I have always been open here on my blog. And the following post follows that tradition.
It is not easy to share it with you , but I think it is an important development in my life and in my journey into kink.
Here is the gist of it:
Before I opened the blog, I did not have a sexual relationship or a kinky encounter with any man.
I was a virgin, both sexually and as far as the kink goes.
The first years are well documented here on my blog.
Then I fell in love with a man who seemed to like the kink. We had good times and we decided to marry. I played with open cards right from the beginning. Everything was on my blog. I didnt hide my sexual preferences.
The vanilla aspects of our marriage are good. People are telling us we are a great couple.
In the marriage he let me know verbally and through actions that he is not interested in doing kinky stuff with me any longer.
He still likes the kink, but not doing anything with me.
Well, the question I was facing was: "what now?"
I tried for a while to make him change his mind, but I did not succeed. And me begging him to please let me dominate him is pretty much the least erotic scenario for me.

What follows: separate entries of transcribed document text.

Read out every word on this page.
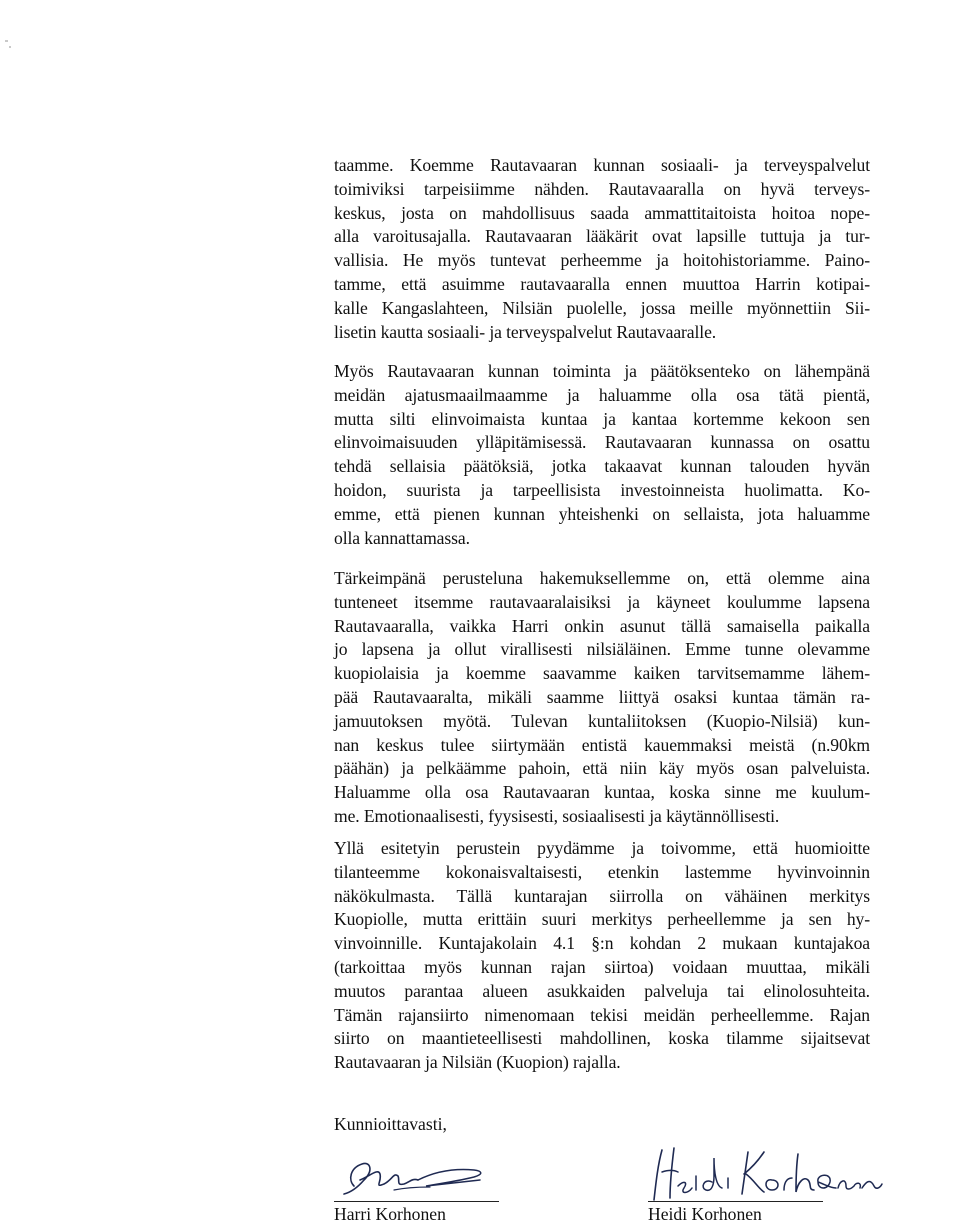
taamme. Koemme Rautavaaran kunnan sosiaali- ja terveyspalvelut
toimiviksi tarpeisiimme nähden. Rautavaaralla on hyvä terveys-
keskus, josta on mahdollisuus saada ammattitaitoista hoitoa nope-
alla varoitusajalla. Rautavaaran lääkärit ovat lapsille tuttuja ja tur-
vallisia. He myös tuntevat perheemme ja hoitohistoriamme. Paino-
tamme, että asuimme rautavaaralla ennen muuttoa Harrin kotipai-
kalle Kangaslahteen, Nilsiän puolelle, jossa meille myönnettiin Sii-
lisetin kautta sosiaali- ja terveyspalvelut Rautavaaralle.
Myös Rautavaaran kunnan toiminta ja päätöksenteko on lähempänä
meidän ajatusmaailmaamme ja haluamme olla osa tätä pientä,
mutta silti elinvoimaista kuntaa ja kantaa kortemme kekoon sen
elinvoimaisuuden ylläpitämisessä. Rautavaaran kunnassa on osattu
tehdä sellaisia päätöksiä, jotka takaavat kunnan talouden hyvän
hoidon, suurista ja tarpeellisista investoinneista huolimatta. Ko-
emme, että pienen kunnan yhteishenki on sellaista, jota haluamme
olla kannattamassa.
Tärkeimpänä perusteluna hakemuksellemme on, että olemme aina
tunteneet itsemme rautavaaralaisiksi ja käyneet koulumme lapsena
Rautavaaralla, vaikka Harri onkin asunut tällä samaisella paikalla
jo lapsena ja ollut virallisesti nilsiäläinen. Emme tunne olevamme
kuopiolaisia ja koemme saavamme kaiken tarvitsemamme lähem-
pää Rautavaaralta, mikäli saamme liittyä osaksi kuntaa tämän ra-
jamuutoksen myötä. Tulevan kuntaliitoksen (Kuopio-Nilsiä) kun-
nan keskus tulee siirtymään entistä kauemmaksi meistä (n.90km
päähän) ja pelkäämme pahoin, että niin käy myös osan palveluista.
Haluamme olla osa Rautavaaran kuntaa, koska sinne me kuulum-
me. Emotionaalisesti, fyysisesti, sosiaalisesti ja käytännöllisesti.
Yllä esitetyin perustein pyydämme ja toivomme, että huomioitte
tilanteemme kokonaisvaltaisesti, etenkin lastemme hyvinvoinnin
näkökulmasta. Tällä kuntarajan siirrolla on vähäinen merkitys
Kuopiolle, mutta erittäin suuri merkitys perheellemme ja sen hy-
vinvoinnille. Kuntajakolain 4.1 §:n kohdan 2 mukaan kuntajakoa
(tarkoittaa myös kunnan rajan siirtoa) voidaan muuttaa, mikäli
muutos parantaa alueen asukkaiden palveluja tai elinolosuhteita.
Tämän rajansiirto nimenomaan tekisi meidän perheellemme. Rajan
siirto on maantieteellisesti mahdollinen, koska tilamme sijaitsevat
Rautavaaran ja Nilsiän (Kuopion) rajalla.
Kunnioittavasti,
Harri Korhonen	Heidi Korhonen
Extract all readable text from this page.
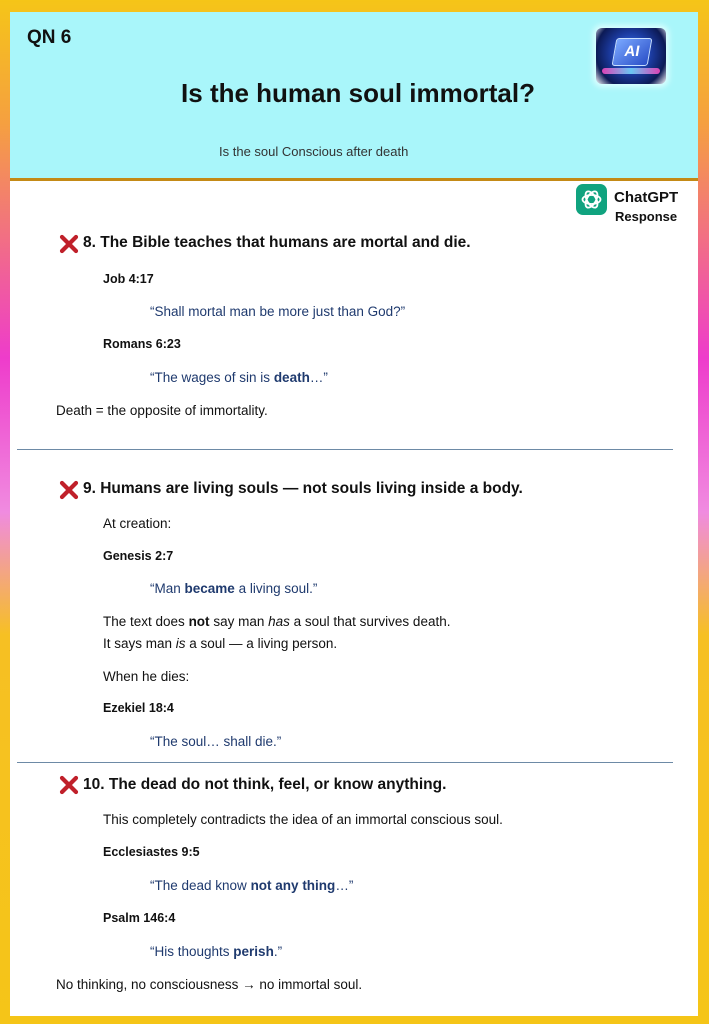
QN 6
Is the human soul immortal?
Is the soul Conscious after death
AI
ChatGPT
Response
8. The Bible teaches that humans are mortal and die.
Job 4:17
“Shall mortal man be more just than God?”
Romans 6:23
“The wages of sin is death…”
Death = the opposite of immortality.
9. Humans are living souls — not souls living inside a body.
At creation:
Genesis 2:7
“Man became a living soul.”
The text does not say man has a soul that survives death.
It says man is a soul — a living person.
When he dies:
Ezekiel 18:4
“The soul… shall die.”
10. The dead do not think, feel, or know anything.
This completely contradicts the idea of an immortal conscious soul.
Ecclesiastes 9:5
“The dead know not any thing…”
Psalm 146:4
“His thoughts perish.”
No thinking, no consciousness → no immortal soul.
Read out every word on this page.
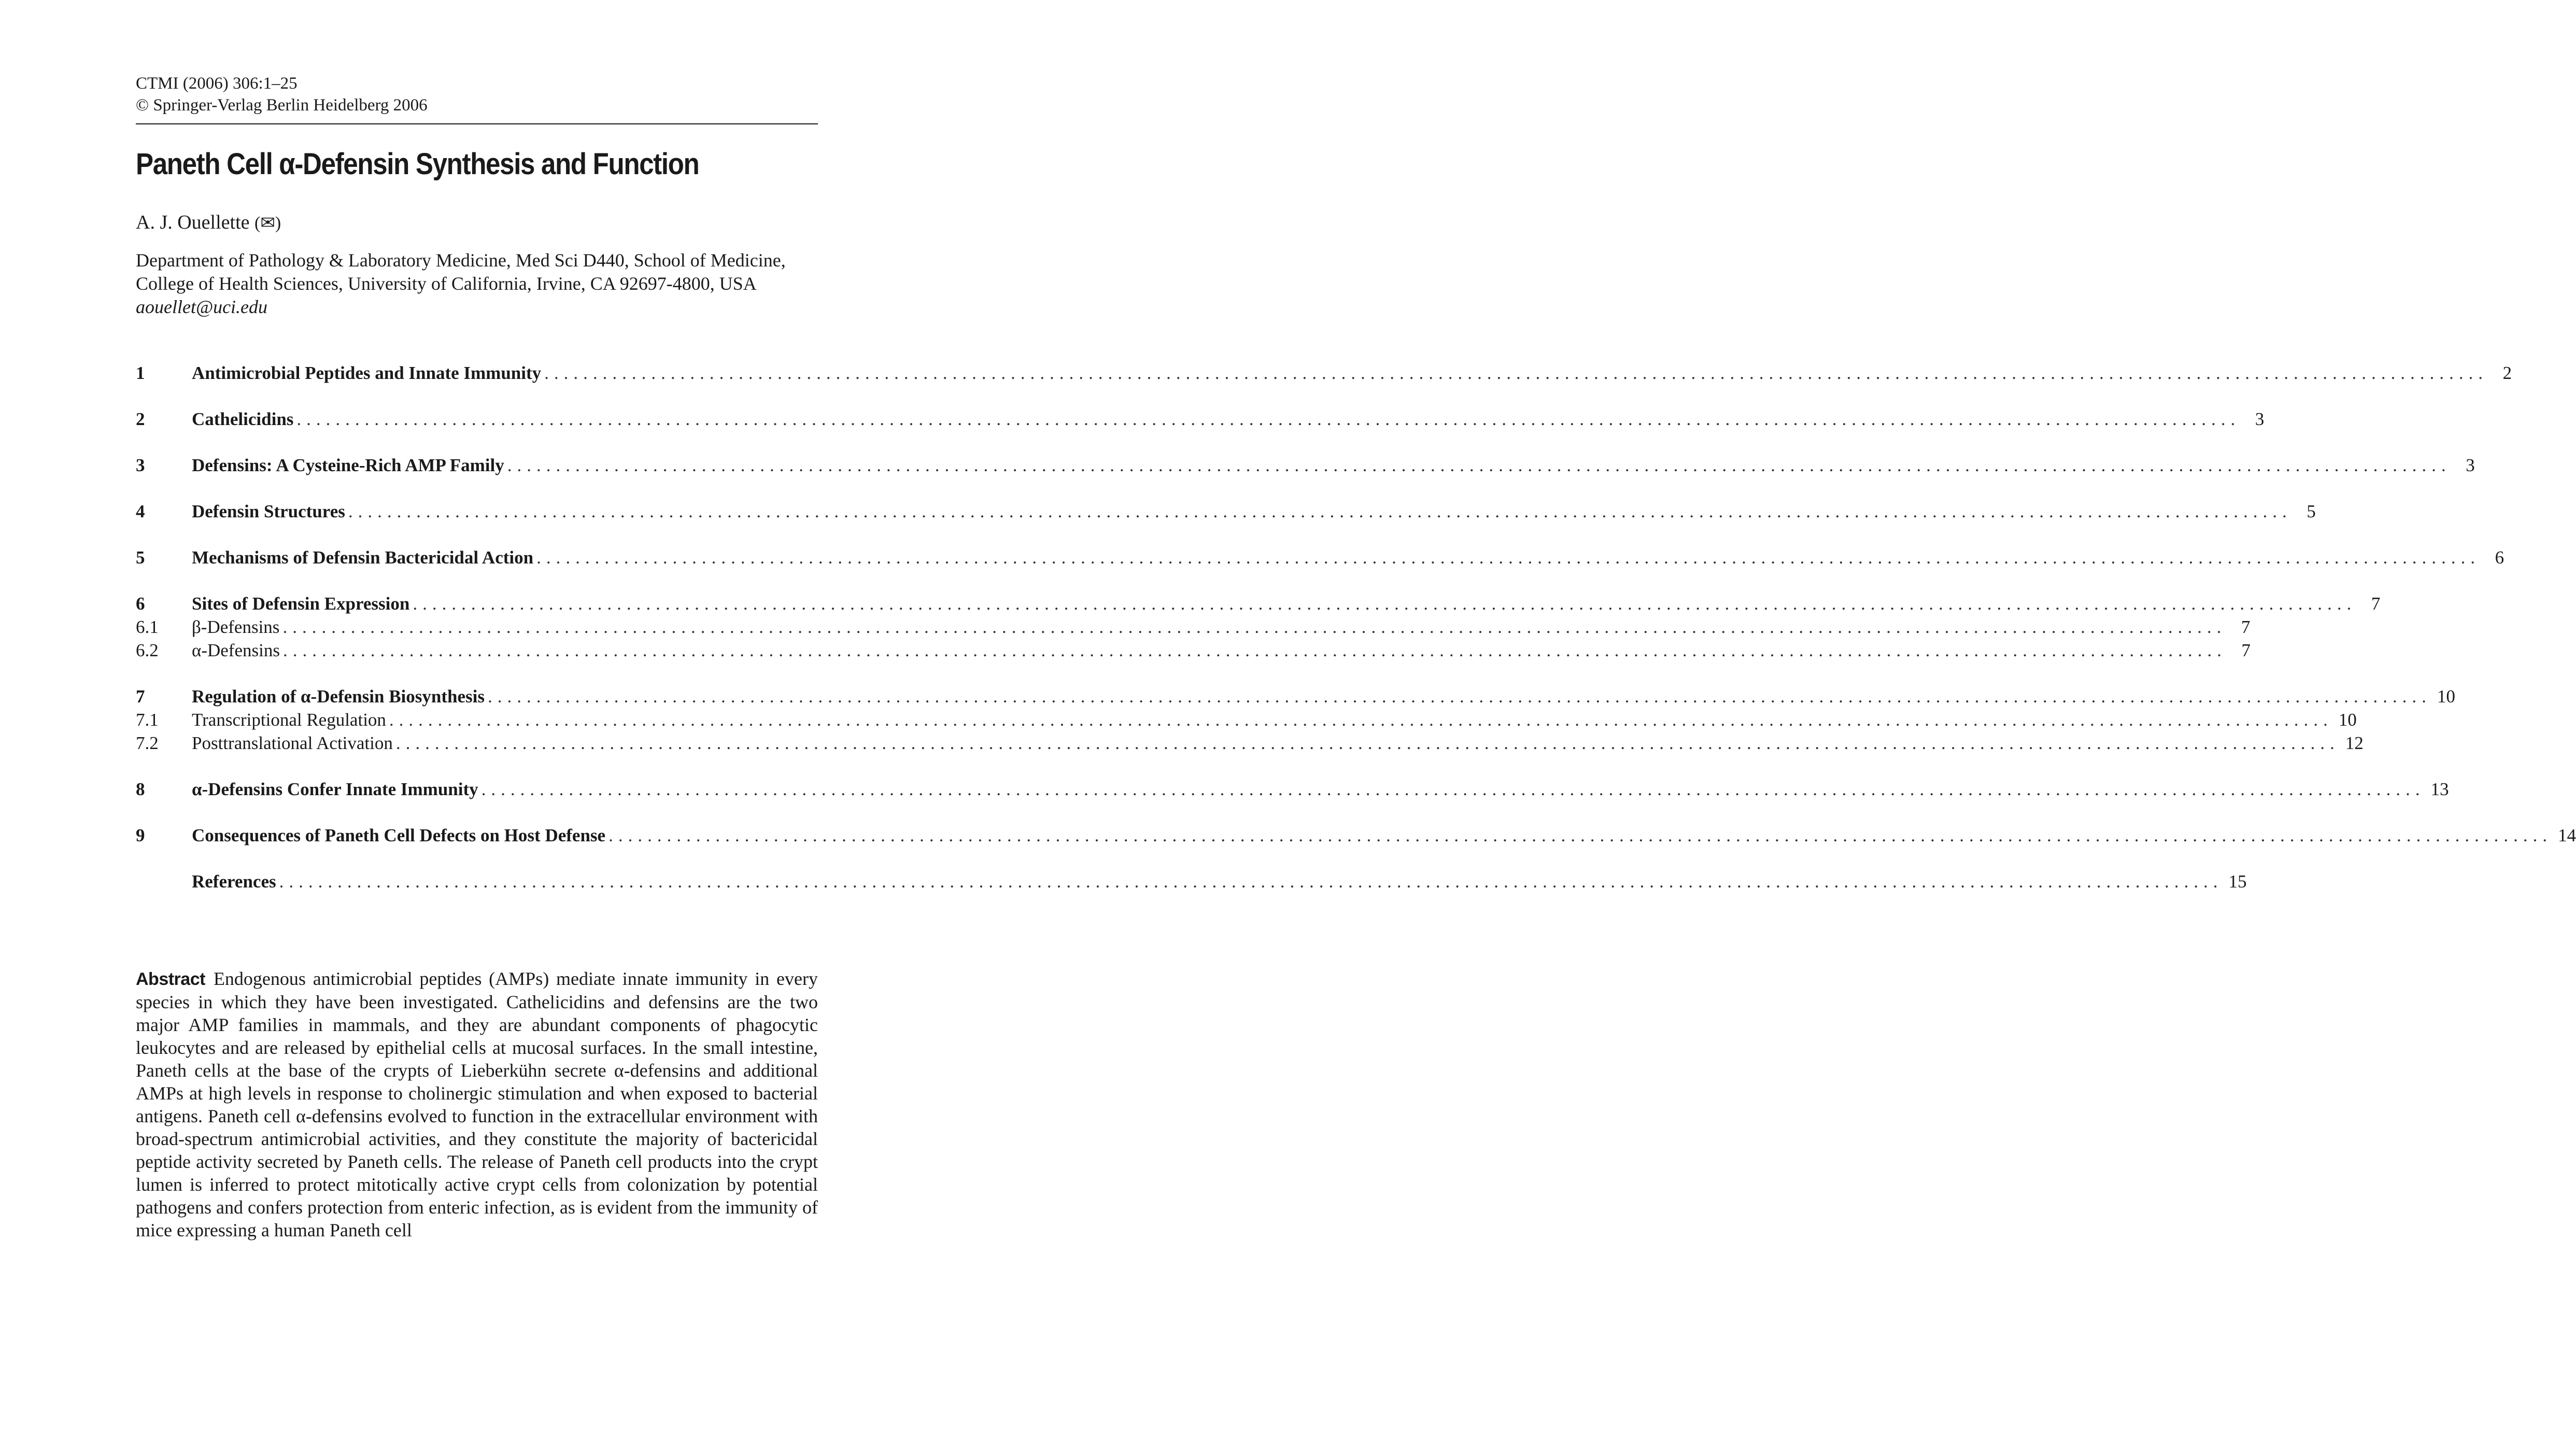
CTMI (2006) 306:1–25
© Springer-Verlag Berlin Heidelberg 2006
Paneth Cell α-Defensin Synthesis and Function
A. J. Ouellette (✉)
Department of Pathology & Laboratory Medicine, Med Sci D440, School of Medicine,
College of Health Sciences, University of California, Irvine, CA 92697-4800, USA
aouellet@uci.edu
1	Antimicrobial Peptides and Innate Immunity ........................................................................................................................................................................................................ 2
2	Cathelicidins ........................................................................................................................................................................................................ 3
3	Defensins: A Cysteine-Rich AMP Family ........................................................................................................................................................................................................ 3
4	Defensin Structures ........................................................................................................................................................................................................ 5
5	Mechanisms of Defensin Bactericidal Action ........................................................................................................................................................................................................ 6
6	Sites of Defensin Expression ........................................................................................................................................................................................................ 7
6.1	β-Defensins ........................................................................................................................................................................................................ 7
6.2	α-Defensins ........................................................................................................................................................................................................ 7
7	Regulation of α-Defensin Biosynthesis ........................................................................................................................................................................................................ 10
7.1	Transcriptional Regulation ........................................................................................................................................................................................................ 10
7.2	Posttranslational Activation ........................................................................................................................................................................................................ 12
8	α-Defensins Confer Innate Immunity ........................................................................................................................................................................................................ 13
9	Consequences of Paneth Cell Defects on Host Defense ........................................................................................................................................................................................................ 14
References ........................................................................................................................................................................................................ 15
Abstract Endogenous antimicrobial peptides (AMPs) mediate innate immunity in every species in which they have been investigated. Cathelicidins and defensins are the two major AMP families in mammals, and they are abundant components of phagocytic leukocytes and are released by epithelial cells at mucosal surfaces. In the small intestine, Paneth cells at the base of the crypts of Lieberkühn secrete α-defensins and additional AMPs at high levels in response to cholinergic stimulation and when exposed to bacterial antigens. Paneth cell α-defensins evolved to function in the extracellular environment with broad-spectrum antimicrobial activities, and they constitute the majority of bactericidal peptide activity secreted by Paneth cells. The release of Paneth cell products into the crypt lumen is inferred to protect mitotically active crypt cells from colonization by potential pathogens and confers protection from enteric infection, as is evident from the immunity of mice expressing a human Paneth cell
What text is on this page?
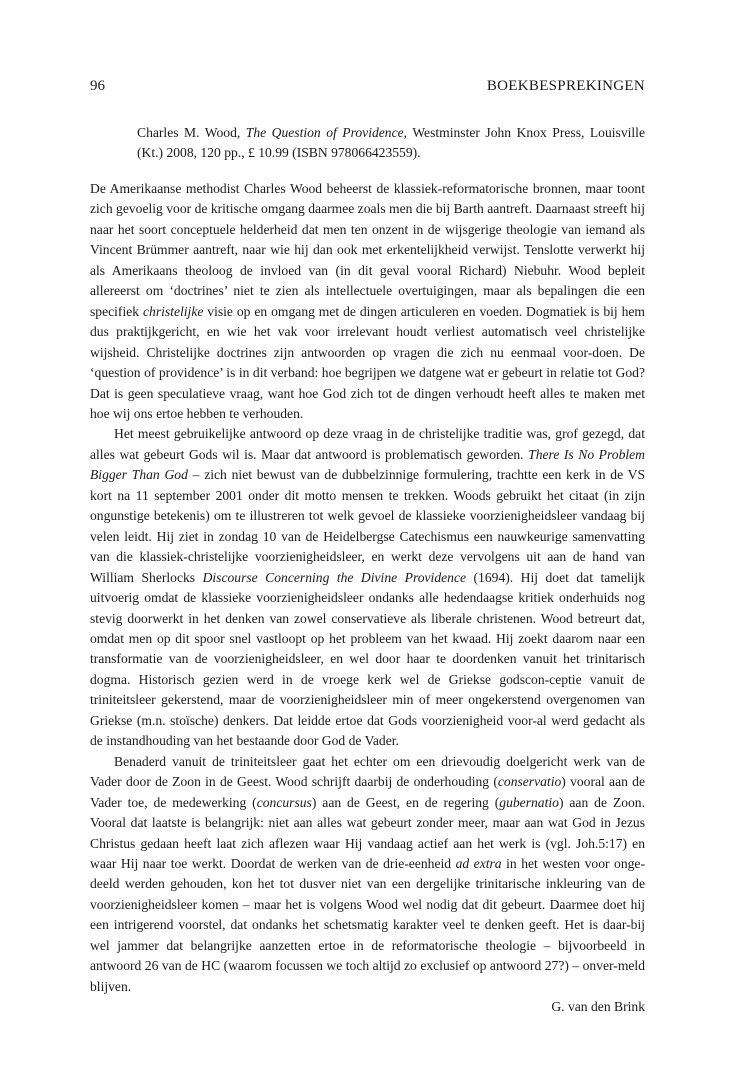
96	BOEKBESPREKINGEN
Charles M. Wood, The Question of Providence, Westminster John Knox Press, Louisville (Kt.) 2008, 120 pp., £ 10.99 (ISBN 978066423559).

De Amerikaanse methodist Charles Wood beheerst de klassiek-reformatorische bronnen, maar toont zich gevoelig voor de kritische omgang daarmee zoals men die bij Barth aantreft. Daarnaast streeft hij naar het soort conceptuele helderheid dat men ten onzent in de wijsgerige theologie van iemand als Vincent Brümmer aantreft, naar wie hij dan ook met erkentelijkheid verwijst. Tenslotte verwerkt hij als Amerikaans theoloog de invloed van (in dit geval vooral Richard) Niebuhr. Wood bepleit allereerst om ‘doctrines’ niet te zien als intellectuele overtuigingen, maar als bepalingen die een specifiek christelijke visie op en omgang met de dingen articuleren en voeden. Dogmatiek is bij hem dus praktijkgericht, en wie het vak voor irrelevant houdt verliest automatisch veel christelijke wijsheid. Christelijke doctrines zijn antwoorden op vragen die zich nu eenmaal voor-doen. De ‘question of providence’ is in dit verband: hoe begrijpen we datgene wat er gebeurt in relatie tot God? Dat is geen speculatieve vraag, want hoe God zich tot de dingen verhoudt heeft alles te maken met hoe wij ons ertoe hebben te verhouden.

Het meest gebruikelijke antwoord op deze vraag in de christelijke traditie was, grof gezegd, dat alles wat gebeurt Gods wil is. Maar dat antwoord is problematisch geworden. There Is No Problem Bigger Than God – zich niet bewust van de dubbelzinnige formulering, trachtte een kerk in de VS kort na 11 september 2001 onder dit motto mensen te trekken. Woods gebruikt het citaat (in zijn ongunstige betekenis) om te illustreren tot welk gevoel de klassieke voorzienigheidsleer vandaag bij velen leidt. Hij ziet in zondag 10 van de Heidelbergse Catechismus een nauwkeurige samenvatting van die klassiek-christelijke voorzienigheidsleer, en werkt deze vervolgens uit aan de hand van William Sherlocks Discourse Concerning the Divine Providence (1694). Hij doet dat tamelijk uitvoerig omdat de klassieke voorzienigheidsleer ondanks alle hedendaagse kritiek onderhuids nog stevig doorwerkt in het denken van zowel conservatieve als liberale christenen. Wood betreurt dat, omdat men op dit spoor snel vastloopt op het probleem van het kwaad. Hij zoekt daarom naar een transformatie van de voorzienigheidsleer, en wel door haar te doordenken vanuit het trinitarisch dogma. Historisch gezien werd in de vroege kerk wel de Griekse godscon-ceptie vanuit de triniteitsleer gekerstend, maar de voorzienigheidsleer min of meer ongekerstend overgenomen van Griekse (m.n. stoïsche) denkers. Dat leidde ertoe dat Gods voorzienigheid voor-al werd gedacht als de instandhouding van het bestaande door God de Vader.

Benaderd vanuit de triniteitsleer gaat het echter om een drievoudig doelgericht werk van de Vader door de Zoon in de Geest. Wood schrijft daarbij de onderhouding (conservatio) vooral aan de Vader toe, de medewerking (concursus) aan de Geest, en de regering (gubernatio) aan de Zoon. Vooral dat laatste is belangrijk: niet aan alles wat gebeurt zonder meer, maar aan wat God in Jezus Christus gedaan heeft laat zich aflezen waar Hij vandaag actief aan het werk is (vgl. Joh.5:17) en waar Hij naar toe werkt. Doordat de werken van de drie-eenheid ad extra in het westen voor onge-deeld werden gehouden, kon het tot dusver niet van een dergelijke trinitarische inkleuring van de voorzienigheidsleer komen – maar het is volgens Wood wel nodig dat dit gebeurt. Daarmee doet hij een intrigerend voorstel, dat ondanks het schetsmatig karakter veel te denken geeft. Het is daar-bij wel jammer dat belangrijke aanzetten ertoe in de reformatorische theologie – bijvoorbeeld in antwoord 26 van de HC (waarom focussen we toch altijd zo exclusief op antwoord 27?) – onver-meld blijven.

G. van den Brink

He made clear that he isnt interested in any kinky activity with me (anymore).
A couple of weeks ago I made one last effort, I dressed up nicely, looked at him with mischief and told him: "Get dressed, let's get a room for a few hours." He stayed on the couch saying: "I am not coming."
So now I am living with a husband who I love and who (allegedly) loves me, but who doesnt give a shit about my sexual desires.
I was never interested in having a boyfriend on the side, or a slave or somebody who enjoys being bossed around just for the fun of it.
And I dont even see a way for me to get my sexual needs met. My husband is not into me/the things I am offering sexually. And me, I dont want a 3rd person involved. It just sucks.
I did the coaching thing recently, it was fun for a while, but one of the guys was not happy with it/me, (I think), and it triggered me badly. So I stopped that.
I dont have any hope anymore to ever get my kink needs fulfilled.
The two men I love or loved stopped doing it with me and I lost all my hope.
All I am doing is masturbating to porn. My life as a dominant woman has ended .
Oh and it is the pandemic, I still havent found a job in the US, and am feeling alone in a foreign country.... but that is a different story.